22. After considering the submissions of the assessee, ld CIT(A) after verification of the material on record directed to delete the addition proposed by the AO in assessment order.

23. Aggrieved, the revenue is in appeal.

24. At the time of hearing, ld DR heavily relied on the findings of AO.

25. On the other hand, ld AR submitted that the addition as made by the AO was ex facie erroneous and unwarranted. It was made due to non- application of mind. The deletion of the same by the NFAC is fit and proper and so that order may please be conformed while rejecting the ground raised in this behalf.
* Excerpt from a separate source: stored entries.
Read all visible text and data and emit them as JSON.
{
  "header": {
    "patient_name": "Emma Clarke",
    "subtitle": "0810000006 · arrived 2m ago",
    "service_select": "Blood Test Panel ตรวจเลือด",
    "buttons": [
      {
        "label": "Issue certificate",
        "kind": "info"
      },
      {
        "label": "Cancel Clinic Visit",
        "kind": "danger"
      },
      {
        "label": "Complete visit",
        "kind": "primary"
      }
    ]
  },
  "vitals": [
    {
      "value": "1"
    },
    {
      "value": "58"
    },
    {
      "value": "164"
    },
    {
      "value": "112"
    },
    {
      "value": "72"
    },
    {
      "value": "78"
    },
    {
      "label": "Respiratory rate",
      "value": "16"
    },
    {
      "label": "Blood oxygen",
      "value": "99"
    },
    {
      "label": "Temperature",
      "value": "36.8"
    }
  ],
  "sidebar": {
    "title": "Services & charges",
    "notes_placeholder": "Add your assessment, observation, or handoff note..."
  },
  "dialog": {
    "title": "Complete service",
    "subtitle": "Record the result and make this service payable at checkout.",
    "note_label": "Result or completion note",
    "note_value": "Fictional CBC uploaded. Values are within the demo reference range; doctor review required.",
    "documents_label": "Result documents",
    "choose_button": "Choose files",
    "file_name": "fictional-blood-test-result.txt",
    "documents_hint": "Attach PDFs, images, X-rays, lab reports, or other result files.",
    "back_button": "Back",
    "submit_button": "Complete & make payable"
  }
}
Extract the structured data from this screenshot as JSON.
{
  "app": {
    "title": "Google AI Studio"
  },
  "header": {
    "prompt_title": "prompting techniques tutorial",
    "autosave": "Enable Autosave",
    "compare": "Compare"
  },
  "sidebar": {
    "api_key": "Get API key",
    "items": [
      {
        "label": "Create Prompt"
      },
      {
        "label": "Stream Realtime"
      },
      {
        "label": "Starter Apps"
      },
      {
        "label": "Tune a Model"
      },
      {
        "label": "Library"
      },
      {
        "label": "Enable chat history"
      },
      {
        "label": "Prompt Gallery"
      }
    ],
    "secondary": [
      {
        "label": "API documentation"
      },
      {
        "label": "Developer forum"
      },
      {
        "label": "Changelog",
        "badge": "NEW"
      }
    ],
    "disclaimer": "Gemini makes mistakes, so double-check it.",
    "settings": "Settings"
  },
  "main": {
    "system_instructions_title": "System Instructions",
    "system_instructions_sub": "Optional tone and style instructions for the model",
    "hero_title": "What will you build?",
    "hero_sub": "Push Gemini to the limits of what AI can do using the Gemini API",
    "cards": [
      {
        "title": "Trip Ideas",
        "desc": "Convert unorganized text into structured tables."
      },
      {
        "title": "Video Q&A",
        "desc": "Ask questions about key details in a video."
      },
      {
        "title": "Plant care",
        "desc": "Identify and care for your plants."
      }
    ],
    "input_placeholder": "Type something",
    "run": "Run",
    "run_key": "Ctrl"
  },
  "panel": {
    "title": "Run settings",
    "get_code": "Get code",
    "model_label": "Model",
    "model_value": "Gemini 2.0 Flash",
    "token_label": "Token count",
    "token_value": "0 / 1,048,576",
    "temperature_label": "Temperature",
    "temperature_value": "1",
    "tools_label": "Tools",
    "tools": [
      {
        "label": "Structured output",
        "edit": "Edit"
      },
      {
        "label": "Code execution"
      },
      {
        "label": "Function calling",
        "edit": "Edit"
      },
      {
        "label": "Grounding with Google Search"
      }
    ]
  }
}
26. Considered the rival submissions and material available on record. We observe that the AO made the addition by observing that the assessee has not provided the PAN details of the buyers of 14 flats. Mere non submission of the PAN details will not lead to disallowance u/s 68 of the Act. The ld CIT(A) has considered the relevant facts on record and deleted the addition, since the assessee had already brought on record the relevant details before AO as well as CIT(A). Therefore, we do not see any reason to disturb the findings of ld CIT(A) and accordingly, the ground raised by the revenue is dismissed.

27. Ground No. 4 is general in nature and requires no specific comments.

28. In the result, appeal filed by the revenue is dismissed. Order pronounced in the open court on this 6TH day of September, 2024.